When my inlaws moved to town, she and Marvin, Marilyn and Gary, befriended them and played cards and dominoes with them. Eventually, it was only Lois and Dave left of that crew. They became very fast friends. They both had children in Maryland, so they made the trip together a few times.
Lois was the 3-4 grade teacher at our parish school when I arrived here in 1992. She would not retire before she had taught all my children. I remember being a little worried about my son’s distractedness. She told me “There’s nothing wrong with that boy. He’ll be fine.” She said that they would be talking about something in class, and she could see that she had lost him. Finally, his hand would shoot up and he’d ask about something they had covered 20 minutes prior. The class would collectively groan, but she said he’d required time to think about it. She was right. He was fine.
She was thrilled, I think, that Lauren followed her into the teaching vocation. And when Bekah and Andy adopted Kloe and Emmett, she couldn’t have been more thrilled. She attended their Baptisms and commented to me all the time on Kloe in particular: what a wonderful young lady she had become.
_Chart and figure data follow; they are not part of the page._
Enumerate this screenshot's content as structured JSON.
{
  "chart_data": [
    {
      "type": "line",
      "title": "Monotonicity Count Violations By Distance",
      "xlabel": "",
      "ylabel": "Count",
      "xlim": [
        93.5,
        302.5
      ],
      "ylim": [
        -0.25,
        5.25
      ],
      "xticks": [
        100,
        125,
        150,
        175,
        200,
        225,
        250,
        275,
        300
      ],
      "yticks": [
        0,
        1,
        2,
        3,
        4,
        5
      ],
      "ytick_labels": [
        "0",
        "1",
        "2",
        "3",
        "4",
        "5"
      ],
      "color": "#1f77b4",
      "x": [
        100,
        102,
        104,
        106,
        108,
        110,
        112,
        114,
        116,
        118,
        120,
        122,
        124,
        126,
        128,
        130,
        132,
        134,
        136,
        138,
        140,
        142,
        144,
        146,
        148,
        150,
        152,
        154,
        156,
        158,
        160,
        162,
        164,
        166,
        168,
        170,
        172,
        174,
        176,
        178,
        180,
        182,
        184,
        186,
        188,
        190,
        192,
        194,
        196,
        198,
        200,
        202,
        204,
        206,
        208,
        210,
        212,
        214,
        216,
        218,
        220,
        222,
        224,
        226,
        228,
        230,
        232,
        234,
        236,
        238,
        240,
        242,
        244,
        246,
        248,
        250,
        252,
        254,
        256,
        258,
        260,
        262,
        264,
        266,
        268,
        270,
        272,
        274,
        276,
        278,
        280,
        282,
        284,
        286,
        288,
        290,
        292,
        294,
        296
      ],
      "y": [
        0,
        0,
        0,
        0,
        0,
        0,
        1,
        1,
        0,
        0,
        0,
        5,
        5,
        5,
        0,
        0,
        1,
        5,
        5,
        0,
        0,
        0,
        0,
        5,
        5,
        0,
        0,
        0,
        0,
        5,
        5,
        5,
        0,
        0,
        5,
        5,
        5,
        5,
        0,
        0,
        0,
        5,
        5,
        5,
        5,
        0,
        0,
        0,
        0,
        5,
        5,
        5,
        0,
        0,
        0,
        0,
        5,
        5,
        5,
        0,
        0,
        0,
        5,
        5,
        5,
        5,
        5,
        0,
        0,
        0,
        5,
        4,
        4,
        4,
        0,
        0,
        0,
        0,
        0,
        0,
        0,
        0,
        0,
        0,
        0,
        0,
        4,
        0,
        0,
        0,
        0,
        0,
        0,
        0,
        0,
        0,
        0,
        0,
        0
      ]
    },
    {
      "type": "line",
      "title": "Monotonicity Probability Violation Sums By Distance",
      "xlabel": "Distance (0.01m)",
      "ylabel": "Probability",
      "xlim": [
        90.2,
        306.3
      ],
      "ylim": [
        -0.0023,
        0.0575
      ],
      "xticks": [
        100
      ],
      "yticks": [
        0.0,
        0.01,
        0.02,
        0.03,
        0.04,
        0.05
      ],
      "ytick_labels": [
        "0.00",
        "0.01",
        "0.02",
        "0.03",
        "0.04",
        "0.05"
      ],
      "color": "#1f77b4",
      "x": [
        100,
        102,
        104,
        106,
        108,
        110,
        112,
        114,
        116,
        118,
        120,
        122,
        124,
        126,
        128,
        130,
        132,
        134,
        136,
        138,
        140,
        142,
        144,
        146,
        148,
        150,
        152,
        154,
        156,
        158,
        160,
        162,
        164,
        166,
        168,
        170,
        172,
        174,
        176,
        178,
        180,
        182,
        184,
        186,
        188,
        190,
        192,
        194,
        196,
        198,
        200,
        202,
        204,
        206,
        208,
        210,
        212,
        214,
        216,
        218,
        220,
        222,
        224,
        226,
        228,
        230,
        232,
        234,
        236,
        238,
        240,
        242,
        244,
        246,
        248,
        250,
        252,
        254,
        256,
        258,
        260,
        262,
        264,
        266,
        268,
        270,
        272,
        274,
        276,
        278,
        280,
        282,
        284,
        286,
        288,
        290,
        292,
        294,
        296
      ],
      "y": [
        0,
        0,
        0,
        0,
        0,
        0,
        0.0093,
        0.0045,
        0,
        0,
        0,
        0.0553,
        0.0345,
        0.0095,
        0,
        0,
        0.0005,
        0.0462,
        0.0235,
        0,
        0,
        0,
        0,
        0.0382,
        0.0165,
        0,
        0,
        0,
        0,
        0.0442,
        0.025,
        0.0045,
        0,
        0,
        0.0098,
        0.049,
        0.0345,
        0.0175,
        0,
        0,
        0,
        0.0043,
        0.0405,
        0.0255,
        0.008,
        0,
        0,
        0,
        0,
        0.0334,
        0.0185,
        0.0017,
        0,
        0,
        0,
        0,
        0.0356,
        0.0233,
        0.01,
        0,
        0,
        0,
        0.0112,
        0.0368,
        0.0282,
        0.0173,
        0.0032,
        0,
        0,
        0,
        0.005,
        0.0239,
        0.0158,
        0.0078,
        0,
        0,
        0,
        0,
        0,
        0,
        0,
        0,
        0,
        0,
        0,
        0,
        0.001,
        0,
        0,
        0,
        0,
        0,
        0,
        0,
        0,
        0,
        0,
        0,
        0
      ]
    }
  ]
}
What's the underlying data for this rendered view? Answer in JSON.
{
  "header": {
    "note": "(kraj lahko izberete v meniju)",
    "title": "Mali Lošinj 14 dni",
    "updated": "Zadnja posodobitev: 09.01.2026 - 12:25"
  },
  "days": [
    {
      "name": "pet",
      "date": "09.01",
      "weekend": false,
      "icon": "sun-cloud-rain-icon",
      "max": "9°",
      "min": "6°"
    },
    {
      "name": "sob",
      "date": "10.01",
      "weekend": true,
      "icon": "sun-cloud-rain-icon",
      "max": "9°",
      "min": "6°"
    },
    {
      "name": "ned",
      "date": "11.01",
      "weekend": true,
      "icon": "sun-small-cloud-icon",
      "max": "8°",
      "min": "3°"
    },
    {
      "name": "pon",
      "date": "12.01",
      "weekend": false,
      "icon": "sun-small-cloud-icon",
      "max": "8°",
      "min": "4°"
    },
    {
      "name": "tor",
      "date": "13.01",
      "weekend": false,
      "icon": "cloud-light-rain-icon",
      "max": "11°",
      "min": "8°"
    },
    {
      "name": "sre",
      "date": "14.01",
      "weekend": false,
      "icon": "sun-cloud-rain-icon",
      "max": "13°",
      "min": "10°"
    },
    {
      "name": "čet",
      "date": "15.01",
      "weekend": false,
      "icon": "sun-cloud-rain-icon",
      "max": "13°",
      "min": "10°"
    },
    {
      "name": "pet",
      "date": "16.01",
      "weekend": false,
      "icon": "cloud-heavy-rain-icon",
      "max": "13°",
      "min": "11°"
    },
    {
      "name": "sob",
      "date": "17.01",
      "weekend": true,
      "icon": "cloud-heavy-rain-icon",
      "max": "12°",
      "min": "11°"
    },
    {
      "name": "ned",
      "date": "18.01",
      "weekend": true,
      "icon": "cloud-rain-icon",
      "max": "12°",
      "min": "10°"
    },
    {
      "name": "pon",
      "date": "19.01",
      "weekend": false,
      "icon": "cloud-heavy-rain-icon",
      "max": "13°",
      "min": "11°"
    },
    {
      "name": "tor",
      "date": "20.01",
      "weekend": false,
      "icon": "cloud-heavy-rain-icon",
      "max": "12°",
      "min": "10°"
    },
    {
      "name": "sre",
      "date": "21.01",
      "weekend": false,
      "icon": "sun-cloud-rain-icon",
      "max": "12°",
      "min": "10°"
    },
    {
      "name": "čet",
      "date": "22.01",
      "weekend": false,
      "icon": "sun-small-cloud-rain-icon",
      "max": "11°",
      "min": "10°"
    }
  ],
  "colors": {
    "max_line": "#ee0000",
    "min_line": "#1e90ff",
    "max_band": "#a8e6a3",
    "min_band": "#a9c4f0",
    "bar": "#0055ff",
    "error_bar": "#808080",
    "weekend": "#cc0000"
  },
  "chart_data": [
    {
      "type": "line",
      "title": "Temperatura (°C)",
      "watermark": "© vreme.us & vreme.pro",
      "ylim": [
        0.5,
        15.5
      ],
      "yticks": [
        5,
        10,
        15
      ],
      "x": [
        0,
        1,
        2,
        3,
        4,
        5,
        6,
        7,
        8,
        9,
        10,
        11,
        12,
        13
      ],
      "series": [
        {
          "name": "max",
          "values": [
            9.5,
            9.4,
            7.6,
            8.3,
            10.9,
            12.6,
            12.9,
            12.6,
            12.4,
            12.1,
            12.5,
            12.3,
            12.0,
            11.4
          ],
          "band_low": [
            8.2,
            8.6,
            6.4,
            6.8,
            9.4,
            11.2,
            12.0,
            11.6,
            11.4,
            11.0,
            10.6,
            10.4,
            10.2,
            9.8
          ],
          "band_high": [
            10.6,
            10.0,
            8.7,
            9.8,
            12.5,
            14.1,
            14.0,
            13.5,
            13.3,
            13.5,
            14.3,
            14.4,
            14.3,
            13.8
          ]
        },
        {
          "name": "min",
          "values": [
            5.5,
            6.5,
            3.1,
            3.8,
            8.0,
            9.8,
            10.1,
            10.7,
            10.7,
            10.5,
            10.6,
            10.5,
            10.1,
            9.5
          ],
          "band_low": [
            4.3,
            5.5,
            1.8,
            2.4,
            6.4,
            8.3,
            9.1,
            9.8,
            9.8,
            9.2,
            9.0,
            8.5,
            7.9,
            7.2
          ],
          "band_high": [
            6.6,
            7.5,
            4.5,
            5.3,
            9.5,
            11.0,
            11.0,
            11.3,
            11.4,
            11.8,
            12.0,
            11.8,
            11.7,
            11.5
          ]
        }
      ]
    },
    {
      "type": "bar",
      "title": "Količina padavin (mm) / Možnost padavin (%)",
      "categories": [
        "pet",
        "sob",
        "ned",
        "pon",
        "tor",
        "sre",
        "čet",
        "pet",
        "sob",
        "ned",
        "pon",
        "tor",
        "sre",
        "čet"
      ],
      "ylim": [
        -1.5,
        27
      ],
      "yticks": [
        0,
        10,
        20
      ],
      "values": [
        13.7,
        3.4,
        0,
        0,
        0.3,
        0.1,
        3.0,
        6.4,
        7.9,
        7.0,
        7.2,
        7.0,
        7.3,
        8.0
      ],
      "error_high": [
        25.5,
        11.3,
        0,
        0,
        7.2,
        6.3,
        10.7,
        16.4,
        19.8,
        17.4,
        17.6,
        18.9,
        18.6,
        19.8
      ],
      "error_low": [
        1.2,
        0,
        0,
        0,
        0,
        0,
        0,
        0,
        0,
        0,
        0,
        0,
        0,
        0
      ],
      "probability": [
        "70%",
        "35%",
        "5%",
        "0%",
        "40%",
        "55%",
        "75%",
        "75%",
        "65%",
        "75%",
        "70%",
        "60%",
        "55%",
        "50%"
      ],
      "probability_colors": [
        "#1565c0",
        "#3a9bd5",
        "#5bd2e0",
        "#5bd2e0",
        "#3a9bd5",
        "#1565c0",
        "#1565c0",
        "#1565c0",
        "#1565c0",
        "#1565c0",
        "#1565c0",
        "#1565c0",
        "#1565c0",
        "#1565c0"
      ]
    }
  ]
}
She was like a grandma to all my children’s children. She came to nearly every single family event. And during the horrible days of COVID, she was in our pod. She, Dave, Cindi and I played more games of Liverpool than any of us (except Dave) wanted! Lois always hated hand number four, where she frequently got clobbered. And she didn’t like it when the jokers didn’t come her way! Most Sundays we had brunch at the house, she joined us.
She worked nonstop at our parish. Confirmation banners? That was her specialty. Dinners for funerals? She always had something cooked and helped with serving. Sewing up LWML quilts? I think she’s still got a ton of material in her house. Oh, it never stopped. She seemed to have a PLACE there at St. Paul’s and it’s going to be really wretched to be there without her.
I’ll not forget, either, the horrid day her niece, Rachel, died giving birth. She and Marvin were just leaving when Pr. Burdick called and I had to run out and break that unthinkable news to them. We prayed together and wept together that day.
She was so proud of her two boys, and she had every right to be. They both flew into town and spent all her final hours with her. She was blessed not only in David and Jonathan, but in Maggie and Sanna, and the very joy of her life, her grandchildren: Charles, Anya, and Eric. She was proud of Charles sticking up for Lutheranism at his Catholic High School, and then when he went to Notre Dame, she wore a shirt with their logo and made it up for some of the games. She could tell you all about Anya’s not taking nonsense from anyone in soccer, and about Eric’s brilliant and inquisitive mind. All three of the grandchildren inherited MORE than their fair share of smarts from their ridiculously talented parents, and she was so, so proud of them. And she delighted in the way her boys constantly teased each other: Jonathan sending David pictures of snakes and David sending Jonathan pictures of spiders. And how many times did she quote her mother-in-law to us? “I’m just sitting here so you all can have a game.”